3. Internet can save you over $8,000 a year
Having access to a high-speed broadband Internet account can save a family about $8,400 a year, says the Internet Innovation Alliance. With so much of the online shopping happening, people can save this money by using the Internet for daily deals and to comparison shop. They also save the most money on entertainment and dining out but they also save on travel and everyday necessities like food and clothes. The Cyber Monday gig in U.S. can be a best example for saving money upon shopping online.
2. But “high-speed” is a relative term
The average worldwide download speed is 580 kilobits per second; Pando Networks found when looking at 27 million downloads by 20 million computers in 224 countries in a study conducted last year.

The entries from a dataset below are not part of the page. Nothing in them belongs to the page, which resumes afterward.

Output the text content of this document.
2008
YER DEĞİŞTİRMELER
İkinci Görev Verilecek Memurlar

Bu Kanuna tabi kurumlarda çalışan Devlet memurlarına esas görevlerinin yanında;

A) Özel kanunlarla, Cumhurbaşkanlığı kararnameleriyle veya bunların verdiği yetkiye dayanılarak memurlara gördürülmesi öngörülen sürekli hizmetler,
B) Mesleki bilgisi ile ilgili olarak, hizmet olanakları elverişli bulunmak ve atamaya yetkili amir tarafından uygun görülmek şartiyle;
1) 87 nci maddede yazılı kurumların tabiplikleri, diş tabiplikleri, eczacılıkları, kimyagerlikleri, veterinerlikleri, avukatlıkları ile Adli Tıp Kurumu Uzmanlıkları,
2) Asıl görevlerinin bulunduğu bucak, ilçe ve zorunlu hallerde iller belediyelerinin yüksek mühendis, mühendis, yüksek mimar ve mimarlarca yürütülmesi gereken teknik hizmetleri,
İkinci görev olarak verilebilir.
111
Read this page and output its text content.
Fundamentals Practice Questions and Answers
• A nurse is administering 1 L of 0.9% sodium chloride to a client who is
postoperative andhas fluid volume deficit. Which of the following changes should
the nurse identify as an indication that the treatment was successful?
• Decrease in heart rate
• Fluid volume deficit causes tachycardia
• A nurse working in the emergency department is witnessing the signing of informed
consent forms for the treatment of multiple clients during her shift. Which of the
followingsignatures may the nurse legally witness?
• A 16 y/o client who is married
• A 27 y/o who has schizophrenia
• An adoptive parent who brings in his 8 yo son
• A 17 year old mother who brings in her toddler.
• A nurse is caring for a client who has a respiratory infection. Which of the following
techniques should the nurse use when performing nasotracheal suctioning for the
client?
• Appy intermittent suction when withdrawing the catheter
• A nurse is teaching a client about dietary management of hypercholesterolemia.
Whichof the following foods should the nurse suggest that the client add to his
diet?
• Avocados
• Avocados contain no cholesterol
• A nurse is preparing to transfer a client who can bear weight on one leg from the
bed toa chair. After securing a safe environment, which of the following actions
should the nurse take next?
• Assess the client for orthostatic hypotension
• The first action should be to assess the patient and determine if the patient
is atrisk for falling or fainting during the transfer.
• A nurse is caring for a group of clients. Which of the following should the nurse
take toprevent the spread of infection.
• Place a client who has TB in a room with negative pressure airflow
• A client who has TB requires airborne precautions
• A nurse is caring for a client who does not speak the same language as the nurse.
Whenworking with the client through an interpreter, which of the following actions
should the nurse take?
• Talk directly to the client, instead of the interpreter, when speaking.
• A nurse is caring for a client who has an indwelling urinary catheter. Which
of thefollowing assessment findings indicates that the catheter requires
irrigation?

When it comes to U.S., it’s slightly faster than that, with an average speed of 616 kilobits per second, or Kbps. South Korea has the fastest Internet, with an average speed of 2,202 Kbps and the eastern European nations of Romania (1,909 Kbps) and Bulgaria (1,611 Kbps) landed in second and third place.
1. Too much Internet is bad for you
Sure internet is the zing thing and beingonline may makes you feel connected. But according to the researchers at Sweden’s University of Gothenburg people who spend a lot of time online tend to be stressed out and depressed and that time spent on the computer and mobile Internet made people feel like they could never relax and disconnect.